Taylor, Alan. “The Early Republic’s Supernatural Economy: Treasure Seeking in the American Northeast, 1780–1830.” American Quarterly 38, no. 1 (Spring 1986): 6–34.
Carmack, Noel A. “Joseph Smith, Captain Kidd Lore, and Treasure-Seeking in New York and New England during the Early Republic.” Dialogue: A Journal of Mormon Thought 46, no. 3 (Fall 2013): 78–153
Bushman, Richard Lyman. Joseph Smith: Rough Stone Rolling. With the assistance of Jed Woodworth. New York: Knopf, 2005.
Howe, Eber D. Mormonism Unvailed: Or, A Faithful Account of That Singular Imposition and Delusion, from Its Rise to the Present Time. With Sketches of the Characters of Its Propagators, and a Full Detail of the Manner in Which the Famous Golden Bible Was Brought before the World. To Which Are Added, Inquiries into the Probability That the Historical Part of the Said Bible Was Written by One Solomon Spalding, More Than Twenty Years Ago, and by Him Intended to Have Been Published as a Romance. Painesville, OH: By the author, 1834.

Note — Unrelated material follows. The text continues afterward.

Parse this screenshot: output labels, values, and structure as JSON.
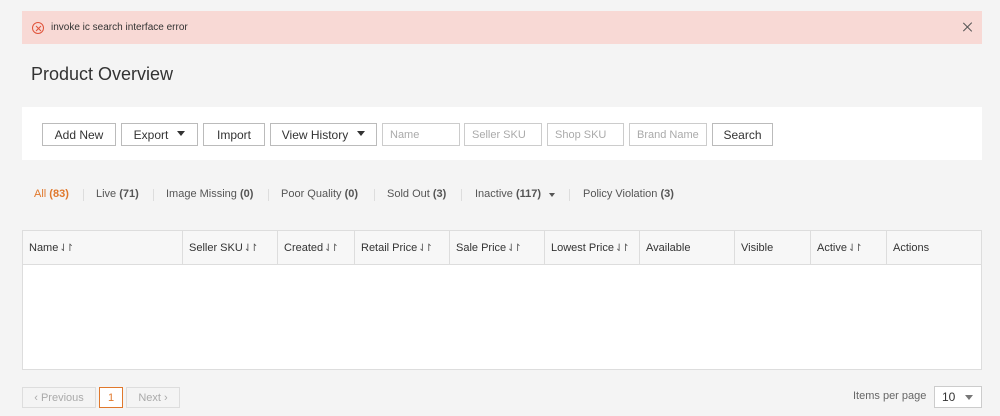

Green Plains, Illinois, was the home of Levi Williams, the community’s postmaster and a member of the Illinois militia who helped kidnap church member Daniel Avery and his son Philander in late 1843. It is unclear how a resident of Vermont would have been aware of this detail. (JS, Journal, 5 Dec. 1843.)